Jim Pagliaroni, who played over a decade in the majors, was a pretty good hitter for a catcher. Playing much of his career during the second dead-ball era, he hit over .250, drew quite a few walks, and had some power, giving him a career OPS+ of 109.

Pagliaroni was signed by the Boston Red Sox in 1955 and made his pro debut that summer as a 17-year-old, appearing in just one game on August 13th. After several years in the minors, he rejoined the Red Sox in August 1960 and was a regular in 1961, the same year that Carl Yastrzemski also played his first year with the club. The following summer, 1962, he was behind the plate when Bill Monbouquette threw a no-hitter against the Chicago White Sox on August 1st.

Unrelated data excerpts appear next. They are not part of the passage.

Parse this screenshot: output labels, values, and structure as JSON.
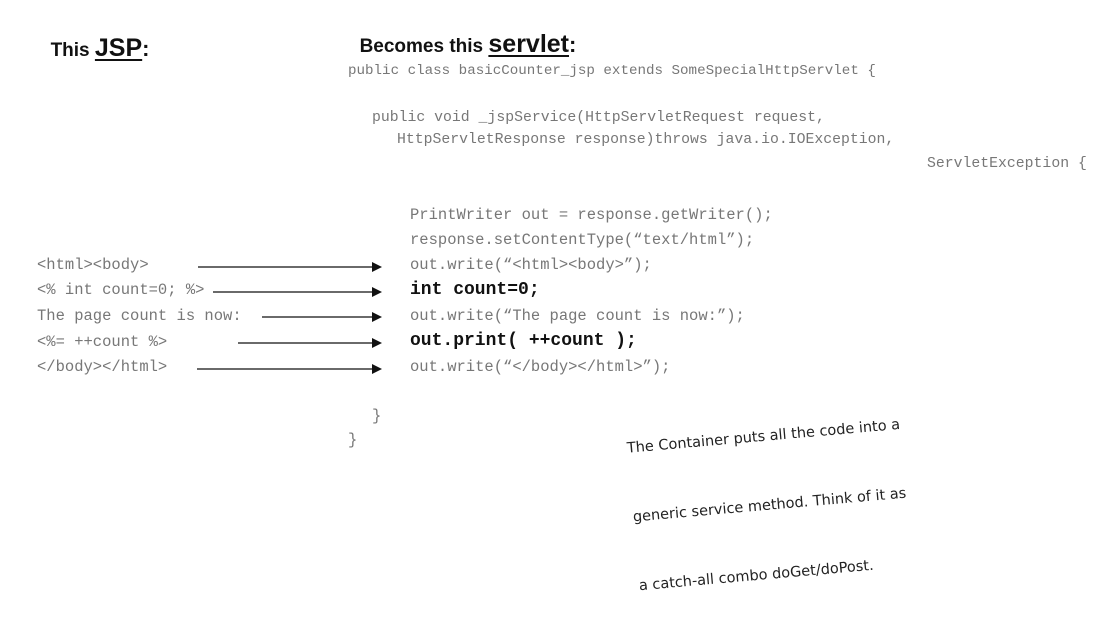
{
  "jsp_heading": {
    "prefix": "This ",
    "emphasis": "JSP",
    "suffix": ":"
  },
  "servlet_heading": {
    "prefix": "Becomes this ",
    "emphasis": "servlet",
    "suffix": ":"
  },
  "servlet_code": {
    "class_decl": "public class basicCounter_jsp extends SomeSpecialHttpServlet {",
    "method_line1": "public void _jspService(HttpServletRequest request,",
    "method_line2": "HttpServletResponse response)throws java.io.IOException,",
    "method_line3": "ServletException {",
    "writer_line": "PrintWriter out = response.getWriter();",
    "content_type_line": "response.setContentType(“text/html”);",
    "write_open": "out.write(“<html><body>”);",
    "count_decl": "int count=0;",
    "write_text": "out.write(“The page count is now:”);",
    "print_count": "out.print( ++count );",
    "write_close": "out.write(“</body></html>”);",
    "method_close": "}",
    "class_close": "}"
  },
  "jsp_code": {
    "html_open": "<html><body>",
    "scriptlet": "<% int count=0; %>",
    "template_text": "The page count is now:",
    "expression": "<%= ++count %>",
    "html_close": "</body></html>"
  },
  "handwritten_note": {
    "line1": "The Container puts all the code into a",
    "line2": "generic service method. Think of it as",
    "line3": "a catch-all combo doGet/doPost."
  },
  "colors": {
    "code": "#777777",
    "emphasis": "#111111",
    "arrow": "#111111"
  }
}
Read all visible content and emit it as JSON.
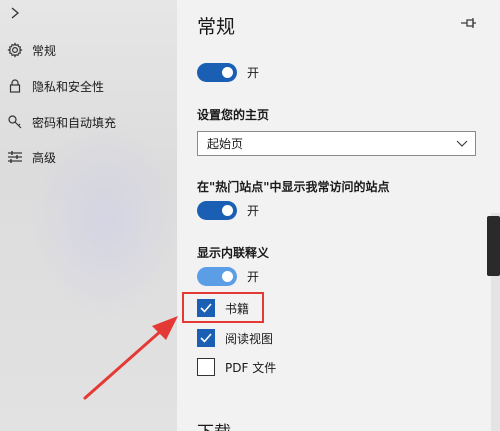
{
  "sidebar": {
    "items": [
      {
        "label": "常规",
        "icon": "gear-icon"
      },
      {
        "label": "隐私和安全性",
        "icon": "lock-icon"
      },
      {
        "label": "密码和自动填充",
        "icon": "key-icon"
      },
      {
        "label": "高级",
        "icon": "sliders-icon"
      }
    ]
  },
  "main": {
    "title": "常规",
    "top_toggle": {
      "label": "开",
      "state": "on"
    },
    "homepage": {
      "heading": "设置您的主页",
      "selected": "起始页"
    },
    "top_sites": {
      "heading": "在\"热门站点\"中显示我常访问的站点",
      "toggle_label": "开",
      "state": "on"
    },
    "inline_definitions": {
      "heading": "显示内联释义",
      "toggle_label": "开",
      "state": "on",
      "options": [
        {
          "label": "书籍",
          "checked": true
        },
        {
          "label": "阅读视图",
          "checked": true
        },
        {
          "label": "PDF 文件",
          "checked": false
        }
      ]
    },
    "downloads_heading": "下载"
  },
  "colors": {
    "accent": "#1a5fb4",
    "toggle_light": "#5b9ee6",
    "annotation_red": "#e53935",
    "sidebar_bg": "#e2e2e2",
    "main_bg": "#f2f2f2"
  }
}
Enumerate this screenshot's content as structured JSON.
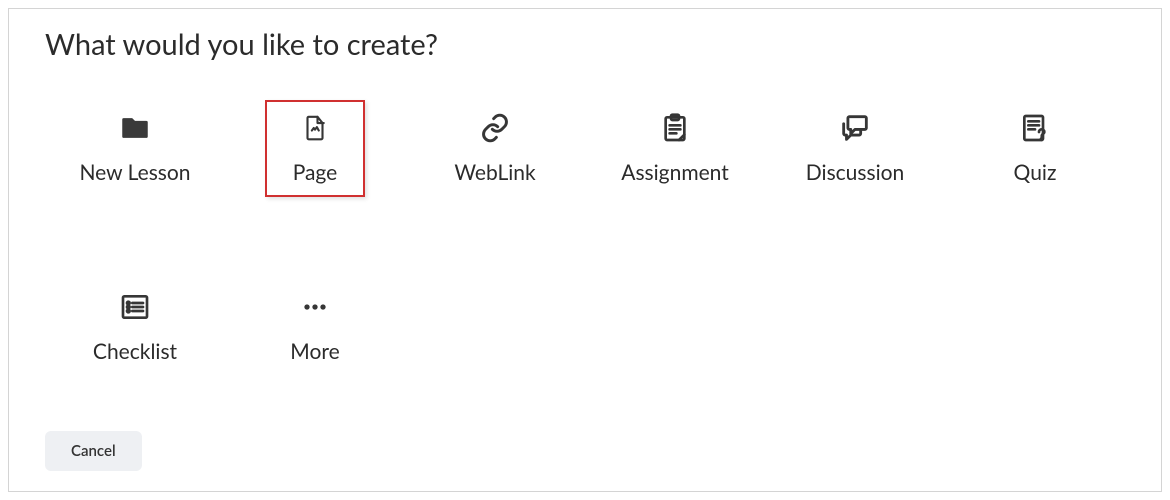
{
  "title": "What would you like to create?",
  "tiles": [
    {
      "label": "New Lesson",
      "icon": "folder",
      "selected": false
    },
    {
      "label": "Page",
      "icon": "page",
      "selected": true
    },
    {
      "label": "WebLink",
      "icon": "link",
      "selected": false
    },
    {
      "label": "Assignment",
      "icon": "assignment",
      "selected": false
    },
    {
      "label": "Discussion",
      "icon": "discussion",
      "selected": false
    },
    {
      "label": "Quiz",
      "icon": "quiz",
      "selected": false
    },
    {
      "label": "Checklist",
      "icon": "checklist",
      "selected": false
    },
    {
      "label": "More",
      "icon": "more",
      "selected": false
    }
  ],
  "footer": {
    "cancel_label": "Cancel"
  }
}
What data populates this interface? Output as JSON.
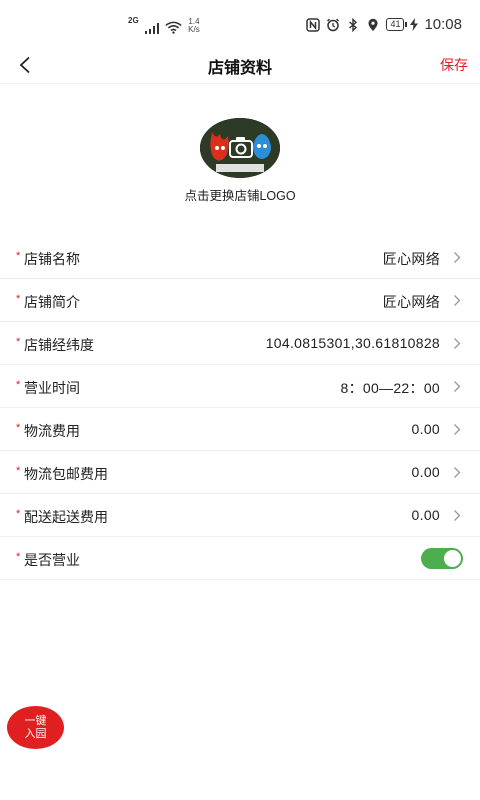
{
  "status_bar": {
    "network": "2G",
    "speed_value": "1.4",
    "speed_unit": "K/s",
    "battery": "41",
    "time": "10:08",
    "icons": [
      "signal-icon",
      "wifi-icon",
      "nfc-icon",
      "alarm-icon",
      "bluetooth-icon",
      "location-icon",
      "battery-icon",
      "charging-icon"
    ]
  },
  "nav": {
    "title": "店铺资料",
    "save_label": "保存",
    "back_icon": "chevron-left-icon"
  },
  "logo": {
    "hint": "点击更换店铺LOGO"
  },
  "form": {
    "required_mark": "*",
    "rows": [
      {
        "label": "店铺名称",
        "value": "匠心网络"
      },
      {
        "label": "店铺简介",
        "value": "匠心网络"
      },
      {
        "label": "店铺经纬度",
        "value": "104.0815301,30.61810828"
      },
      {
        "label": "营业时间",
        "value": "8：00—22：00"
      },
      {
        "label": "物流费用",
        "value": "0.00"
      },
      {
        "label": "物流包邮费用",
        "value": "0.00"
      },
      {
        "label": "配送起送费用",
        "value": "0.00"
      }
    ],
    "open_toggle": {
      "label": "是否营业",
      "on": true
    }
  },
  "fab": {
    "line1": "一键",
    "line2": "入园"
  },
  "colors": {
    "accent": "#e02020",
    "toggle_on": "#4cae4f",
    "divider": "#eeeeee"
  }
}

Following the 1962 campaign, Pagliaroni was traded to the Pittsburgh Pirates as part of the deal that brought Dick Stuart to Boston. A teammate of Willie Stargell and Roberto Clemente, he was the Pirates' starting catcher for four seasons and finished second among the regulars in batting average (.295) in 1964 and second in homers (17) in 1965. After appearing in just 44 games for the team in 1967, his contract was sold to the Oakland Athletics.

With the A's, Pagliaroni was primarily a backup behind Dave Duncan and Phil Roof but was the catcher when Jim "Catfish" Hunter pitched a perfect game against the Minnesota Twins on May 8, 1968.

Pagliaroni closed out his major league career in the inaugural season of the Seattle Pilots in 1969, a team made famous by teammate Jim Bouton's book Ball Four.

He is not to be confused with Mike Pagliarulo, a player with a similar last name whose nickname was "Pags".

Pagliaroni is the third-youngest catcher in American League history, after Harry Hanson (who played only one major league game) and Hall of Famer Jimmie Foxx.